The Diary of a Plantation Overseer

The National Library of Scotland has released an interactive story map which allows you to learn about life on a Jamaican sugar plantation in the 19th Century. Alexander Innes - Jamaica journal, 1823-1824 maps the diary entries of a decommissioned Scottish soldier who traveled to Jamaica in 1823 hoping to find work on one of the island's many sugar plantations.

In order to learn the role of an overseer Innes travels around the island visiting a number of Jamaica's sugar plantations. In his journal he recounts details about the island's climate, flora & fauna, and what he has learnt about the process of 'sugar making'. His journals also includes his observations about the nature of the slaves forced to work on the plantations and about their inhumane treatment by some of the plantation owners. 

Although Innes himself has a shockingly patronizing view of the plantation slaves he is still sometimes upset by how individuals are treated on the plantations, 

"I was shocked to day beyond measure at the inhuman, cruel manner Mr Spenser directed a poor old Female Slave to be punished who is large in the Family way".
Innes writes more than once in disapproving terms about the treatment of the slaves, in particular by an overseer called Mr Simpson.
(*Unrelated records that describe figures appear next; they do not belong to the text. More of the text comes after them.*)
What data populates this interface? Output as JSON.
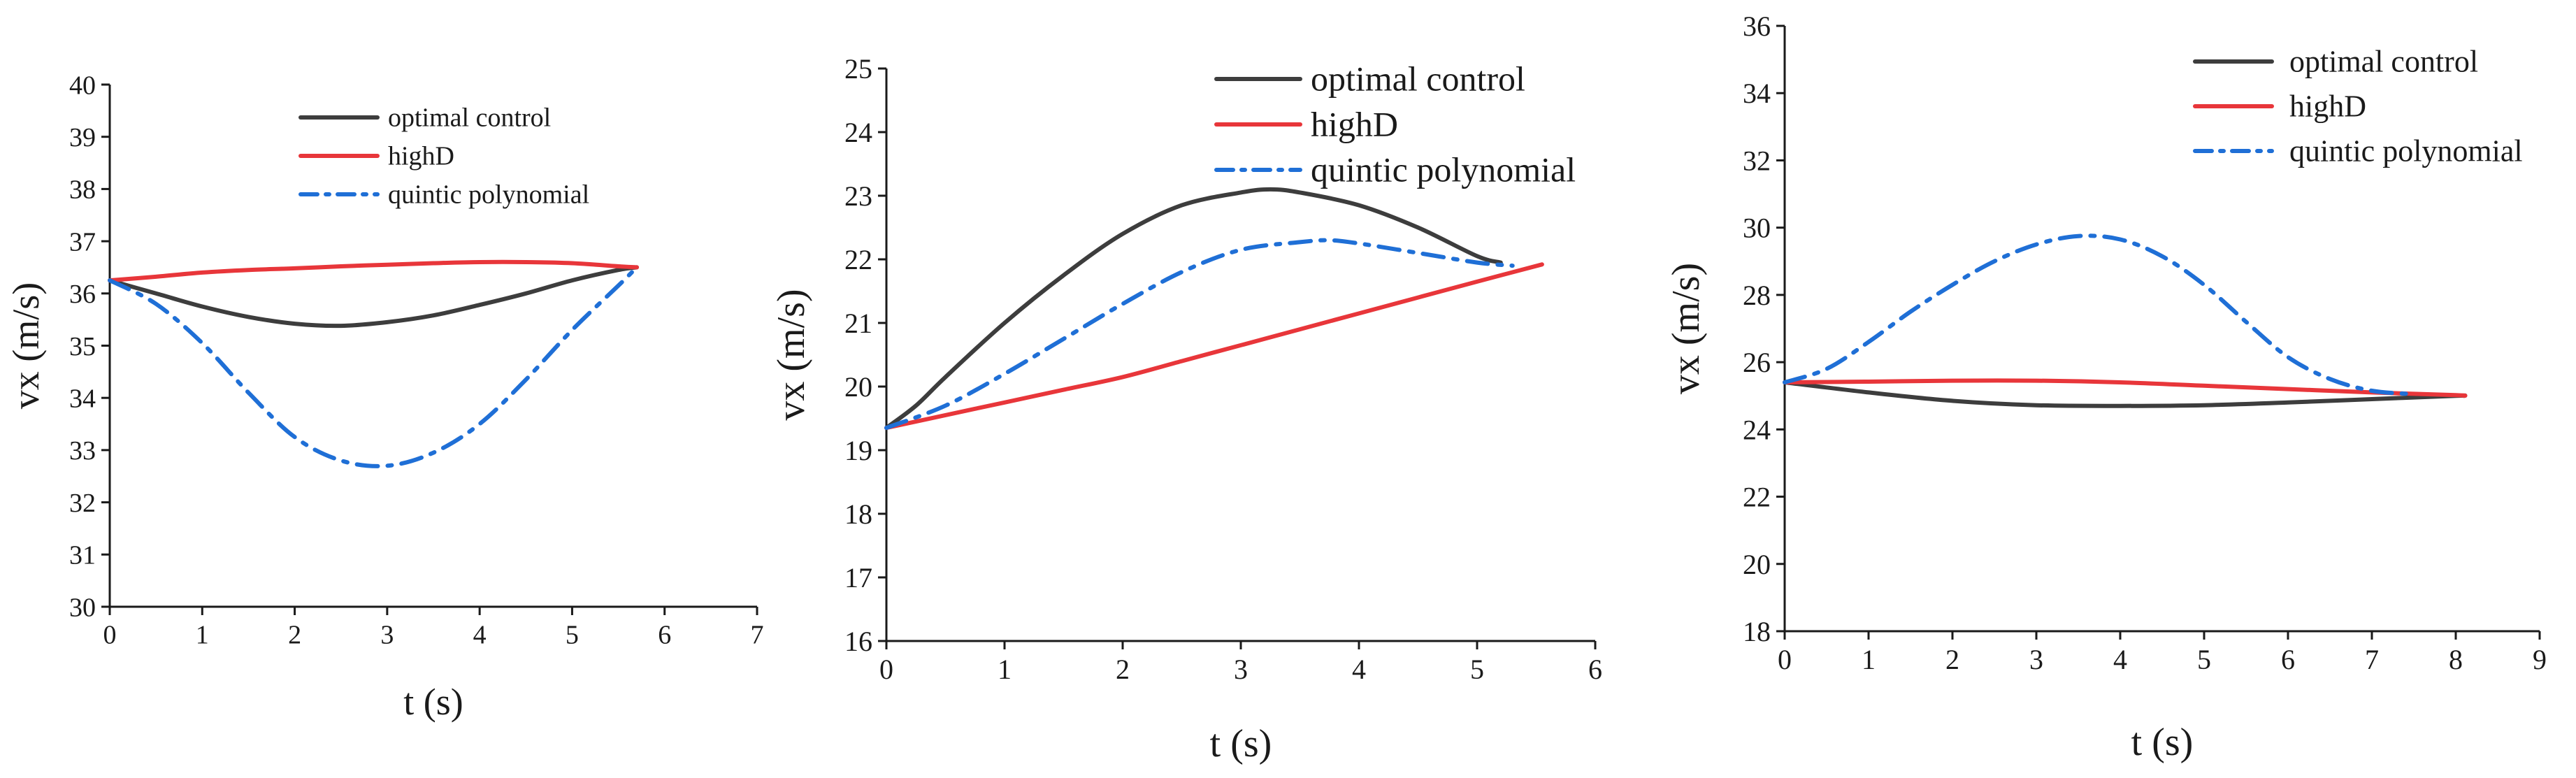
{
  "chart_data": [
    {
      "type": "line",
      "xlabel": "t (s)",
      "ylabel": "vx (m/s)",
      "xlim": [
        0,
        7
      ],
      "ylim": [
        30,
        40
      ],
      "xticks": [
        0,
        1,
        2,
        3,
        4,
        5,
        6,
        7
      ],
      "yticks": [
        30,
        31,
        32,
        33,
        34,
        35,
        36,
        37,
        38,
        39,
        40
      ],
      "grid": false,
      "legend_position": "top-center",
      "series": [
        {
          "name": "optimal control",
          "color": "#3d3d3d",
          "style": "solid",
          "x": [
            0,
            0.5,
            1,
            1.5,
            2,
            2.5,
            3,
            3.5,
            4,
            4.5,
            5,
            5.5,
            5.7
          ],
          "y": [
            36.25,
            36.0,
            35.75,
            35.55,
            35.42,
            35.38,
            35.45,
            35.58,
            35.78,
            36.0,
            36.25,
            36.45,
            36.5
          ]
        },
        {
          "name": "highD",
          "color": "#e8363a",
          "style": "solid",
          "x": [
            0,
            0.5,
            1,
            1.5,
            2,
            2.5,
            3,
            3.5,
            4,
            4.5,
            5,
            5.5,
            5.7
          ],
          "y": [
            36.25,
            36.32,
            36.4,
            36.45,
            36.48,
            36.52,
            36.55,
            36.58,
            36.6,
            36.6,
            36.58,
            36.52,
            36.5
          ]
        },
        {
          "name": "quintic polynomial",
          "color": "#1f6fd6",
          "style": "dashdot",
          "x": [
            0,
            0.5,
            1,
            1.5,
            2,
            2.5,
            3,
            3.5,
            4,
            4.5,
            5,
            5.5,
            5.7
          ],
          "y": [
            36.25,
            35.8,
            35.05,
            34.1,
            33.25,
            32.8,
            32.7,
            32.95,
            33.5,
            34.35,
            35.3,
            36.15,
            36.5
          ]
        }
      ]
    },
    {
      "type": "line",
      "xlabel": "t (s)",
      "ylabel": "vx (m/s)",
      "xlim": [
        0,
        6
      ],
      "ylim": [
        16,
        25
      ],
      "xticks": [
        0,
        1,
        2,
        3,
        4,
        5,
        6
      ],
      "yticks": [
        16,
        17,
        18,
        19,
        20,
        21,
        22,
        23,
        24,
        25
      ],
      "grid": false,
      "legend_position": "top-right",
      "series": [
        {
          "name": "optimal control",
          "color": "#3d3d3d",
          "style": "solid",
          "x": [
            0,
            0.25,
            0.5,
            1,
            1.5,
            2,
            2.5,
            3,
            3.25,
            3.5,
            4,
            4.5,
            5,
            5.2
          ],
          "y": [
            19.35,
            19.7,
            20.15,
            21.0,
            21.75,
            22.4,
            22.85,
            23.05,
            23.1,
            23.05,
            22.85,
            22.5,
            22.05,
            21.95
          ]
        },
        {
          "name": "highD",
          "color": "#e8363a",
          "style": "solid",
          "x": [
            0,
            0.5,
            1,
            1.5,
            2,
            2.5,
            3,
            3.5,
            4,
            4.5,
            5,
            5.55
          ],
          "y": [
            19.35,
            19.55,
            19.75,
            19.95,
            20.15,
            20.4,
            20.65,
            20.9,
            21.15,
            21.4,
            21.65,
            21.92
          ]
        },
        {
          "name": "quintic polynomial",
          "color": "#1f6fd6",
          "style": "dashdot",
          "x": [
            0,
            0.5,
            1,
            1.5,
            2,
            2.5,
            3,
            3.5,
            3.75,
            4,
            4.5,
            5,
            5.3
          ],
          "y": [
            19.35,
            19.7,
            20.2,
            20.75,
            21.3,
            21.8,
            22.15,
            22.27,
            22.3,
            22.25,
            22.1,
            21.95,
            21.9
          ]
        }
      ]
    },
    {
      "type": "line",
      "xlabel": "t (s)",
      "ylabel": "vx (m/s)",
      "xlim": [
        0,
        9
      ],
      "ylim": [
        18,
        36
      ],
      "xticks": [
        0,
        1,
        2,
        3,
        4,
        5,
        6,
        7,
        8,
        9
      ],
      "yticks": [
        18,
        20,
        22,
        24,
        26,
        28,
        30,
        32,
        34,
        36
      ],
      "grid": false,
      "legend_position": "top-right",
      "series": [
        {
          "name": "optimal control",
          "color": "#3d3d3d",
          "style": "solid",
          "x": [
            0,
            1,
            2,
            3,
            4,
            5,
            6,
            7,
            8,
            8.1
          ],
          "y": [
            25.4,
            25.1,
            24.85,
            24.72,
            24.7,
            24.72,
            24.8,
            24.9,
            25.0,
            25.0
          ]
        },
        {
          "name": "highD",
          "color": "#e8363a",
          "style": "solid",
          "x": [
            0,
            1,
            2,
            3,
            4,
            5,
            6,
            7,
            8,
            8.1
          ],
          "y": [
            25.4,
            25.42,
            25.45,
            25.45,
            25.4,
            25.3,
            25.2,
            25.1,
            25.02,
            25.0
          ]
        },
        {
          "name": "quintic polynomial",
          "color": "#1f6fd6",
          "style": "dashdot",
          "x": [
            0,
            0.5,
            1,
            1.5,
            2,
            2.5,
            3,
            3.5,
            4,
            4.5,
            5,
            5.5,
            6,
            6.5,
            7,
            7.5
          ],
          "y": [
            25.4,
            25.8,
            26.6,
            27.5,
            28.3,
            29.0,
            29.5,
            29.75,
            29.65,
            29.15,
            28.3,
            27.2,
            26.15,
            25.5,
            25.15,
            25.05
          ]
        }
      ]
    }
  ]
}
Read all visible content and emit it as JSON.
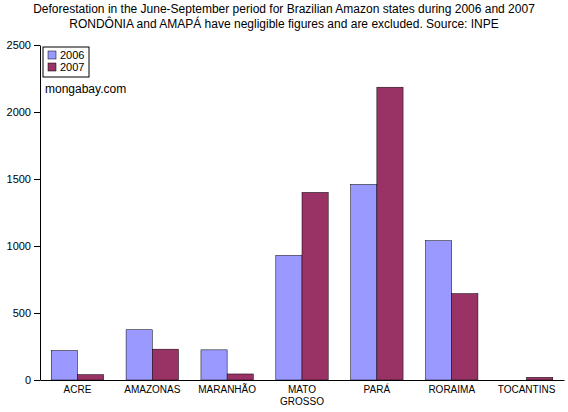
{
  "chart_data": {
    "type": "bar",
    "title": "Deforestation in the June-September period for Brazilian Amazon states during 2006 and 2007",
    "subtitle": "RONDÔNIA and AMAPÁ have negligible figures and are excluded.  Source: INPE",
    "annotation": "mongabay.com",
    "categories": [
      "ACRE",
      "AMAZONAS",
      "MARANHÃO",
      "MATO GROSSO",
      "PARÁ",
      "RORAIMA",
      "TOCANTINS"
    ],
    "series": [
      {
        "name": "2006",
        "color": "#9999ff",
        "values": [
          220,
          375,
          225,
          930,
          1460,
          1040,
          0
        ]
      },
      {
        "name": "2007",
        "color": "#993366",
        "values": [
          40,
          230,
          45,
          1400,
          2185,
          645,
          20
        ]
      }
    ],
    "ylim": [
      0,
      2500
    ],
    "yticks": [
      0,
      500,
      1000,
      1500,
      2000,
      2500
    ],
    "grid": false,
    "legend": "top-left"
  }
}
However as the National Library of Scotland notes in its brief biography of Alexander Innes that while his journal makes no mention of his own harsh treatment of the slaves it is "likely that Innes made a deliberate decision to leave out his own actions from his journal."

 

Only sixty three years before Alexander Innes' arrival on Jamaica there had been a slave revolt. Tacky's Rebellion, was an uprising of black African slaves that occurred in Jamaica in May, June and July 1760. The Jamaican Slave Revolt Map tells the story of this revolt, and its brutal suppression by the British Army.

Using contemporary accounts the map animates through the important events and locations in the rebellion and its subsequent suppression. A number of eighteenth-century maps were used to create the terrain map and the places map, which form the base maps for this account of the rebellion. The Jamaican Slave Revolt map was created by Vincent Brown, Professor of History and African and African-American Studies at Harvard University.

Based on the treatment of the slaves recounted in Innes' journals it is no surprise that just seven years after Innes left Jamaica there was another large slave revolt. In 1831 60,000 slaves on Jamaica went on strike. This uprising was led by a black Baptist deacon, Samuel Sharpe and subsequently was dubbed the Baptist War. During the suppression of this slave revolt British forces killed over 200 slaves. After the revolt more than 300 more slaves were killed by 'judicial execution'.